The overall frequency of adverse events and serious adverse events was similar between active and placebo treatments in the present analysis. The most common adverse event, “COPD worsening,” occurred more often in the placebo group, which suggests a potential beneficial effect of indacaterol on COPD exacerbations. Those adverse events occurring more frequently with indacaterol were mostly mild or moderate, and indacaterol was well tolerated. The side effects of tremor and tachycardia that would be expected to result from β2-adrenergic stimulation were less common with indacaterol than with placebo. Muscle spasms were more common with indacaterol than with placebo (2.9% vs 1.1%), but these events were generally mild or moderate in severity. The incidence of changes in glucose and potassium, and prolongation of QTc interval, were very low and similar with indacaterol and placebo treatments. Thus, in a large analysis of patients with COPD, therapy with indacaterol was well tolerated with a side-effect profile similar to placebo.

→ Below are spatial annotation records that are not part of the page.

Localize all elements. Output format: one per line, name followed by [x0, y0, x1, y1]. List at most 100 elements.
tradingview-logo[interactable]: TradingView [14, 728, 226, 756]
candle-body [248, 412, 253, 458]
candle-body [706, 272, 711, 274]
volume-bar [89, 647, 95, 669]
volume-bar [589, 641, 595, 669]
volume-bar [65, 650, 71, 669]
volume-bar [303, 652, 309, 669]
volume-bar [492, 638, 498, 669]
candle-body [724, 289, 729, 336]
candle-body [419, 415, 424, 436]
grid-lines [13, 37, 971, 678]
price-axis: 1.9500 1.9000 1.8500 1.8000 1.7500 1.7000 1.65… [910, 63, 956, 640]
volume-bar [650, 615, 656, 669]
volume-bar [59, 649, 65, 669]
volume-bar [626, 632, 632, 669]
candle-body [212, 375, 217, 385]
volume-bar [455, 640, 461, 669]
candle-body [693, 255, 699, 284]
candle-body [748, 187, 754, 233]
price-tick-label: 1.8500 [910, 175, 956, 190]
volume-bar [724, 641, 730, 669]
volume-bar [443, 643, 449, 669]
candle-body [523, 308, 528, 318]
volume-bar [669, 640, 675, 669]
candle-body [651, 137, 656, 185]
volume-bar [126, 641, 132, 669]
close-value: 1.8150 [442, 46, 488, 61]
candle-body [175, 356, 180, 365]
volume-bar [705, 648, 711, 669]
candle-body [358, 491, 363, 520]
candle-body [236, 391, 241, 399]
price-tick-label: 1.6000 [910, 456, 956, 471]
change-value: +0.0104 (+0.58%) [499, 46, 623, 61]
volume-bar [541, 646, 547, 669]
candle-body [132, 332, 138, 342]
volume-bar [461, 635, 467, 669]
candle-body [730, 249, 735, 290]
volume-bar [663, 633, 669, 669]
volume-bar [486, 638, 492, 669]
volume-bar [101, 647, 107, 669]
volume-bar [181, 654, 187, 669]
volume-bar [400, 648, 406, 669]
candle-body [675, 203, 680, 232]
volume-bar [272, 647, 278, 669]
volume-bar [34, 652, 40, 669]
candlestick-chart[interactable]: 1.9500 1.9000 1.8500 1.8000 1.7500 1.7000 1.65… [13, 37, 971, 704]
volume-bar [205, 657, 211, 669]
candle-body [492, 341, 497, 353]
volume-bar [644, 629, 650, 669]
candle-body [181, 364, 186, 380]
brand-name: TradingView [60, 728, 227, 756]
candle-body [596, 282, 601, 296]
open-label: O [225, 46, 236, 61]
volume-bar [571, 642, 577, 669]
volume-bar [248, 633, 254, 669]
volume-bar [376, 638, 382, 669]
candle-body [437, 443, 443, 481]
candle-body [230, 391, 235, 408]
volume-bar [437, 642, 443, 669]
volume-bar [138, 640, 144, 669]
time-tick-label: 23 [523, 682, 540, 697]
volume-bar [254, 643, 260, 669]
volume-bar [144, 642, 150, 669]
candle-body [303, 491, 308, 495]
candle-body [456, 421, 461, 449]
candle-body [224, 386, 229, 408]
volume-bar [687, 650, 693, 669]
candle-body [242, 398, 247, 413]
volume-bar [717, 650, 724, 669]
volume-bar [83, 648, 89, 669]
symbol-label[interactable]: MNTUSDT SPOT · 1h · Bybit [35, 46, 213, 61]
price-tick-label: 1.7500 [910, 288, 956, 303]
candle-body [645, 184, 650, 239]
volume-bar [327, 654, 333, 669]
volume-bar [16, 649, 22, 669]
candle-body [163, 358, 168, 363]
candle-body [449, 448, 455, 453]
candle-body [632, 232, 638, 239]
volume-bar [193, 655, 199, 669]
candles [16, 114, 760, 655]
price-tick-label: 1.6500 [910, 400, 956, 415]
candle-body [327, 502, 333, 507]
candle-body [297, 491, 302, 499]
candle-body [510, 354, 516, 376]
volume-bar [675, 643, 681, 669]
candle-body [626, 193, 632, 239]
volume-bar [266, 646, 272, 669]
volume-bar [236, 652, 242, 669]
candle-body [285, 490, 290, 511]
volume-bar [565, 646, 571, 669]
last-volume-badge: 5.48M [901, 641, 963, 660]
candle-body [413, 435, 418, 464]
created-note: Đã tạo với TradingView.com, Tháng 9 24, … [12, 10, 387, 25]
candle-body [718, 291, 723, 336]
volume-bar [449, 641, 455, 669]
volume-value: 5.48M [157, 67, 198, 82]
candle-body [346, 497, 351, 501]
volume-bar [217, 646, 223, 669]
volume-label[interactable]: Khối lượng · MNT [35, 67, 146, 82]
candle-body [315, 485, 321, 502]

Adherence with treatment is often poor among patients with chronic respiratory diseases, including COPD.33–35 Adherence in chronic diseases is reported to be inversely related to the number of doses per day, and poor adherence may contribute to the poor control of many medical disorders.36 Once-daily dosing provides a simplified dosing regimen that should improve adherence and ensure more persistent medication use.37,38 Thus, the development of an effective treatment for COPD with a simplified treatment regimen (eg, infrequent dosing, simple delivery), rapid onset of action and durable effect should improve patient adherence.39

Conclusion

Consistent with international evidence-based treatment guidelines, the COPD patients included in the present analysis are appropriate candidates for regular maintenance treatment with one or more long-acting bronchodilators.1,7 In view of its efficacy and the safety profile described in this report, once-daily indacaterol represents an appropriate treatment for patients with moderate-to-severe COPD.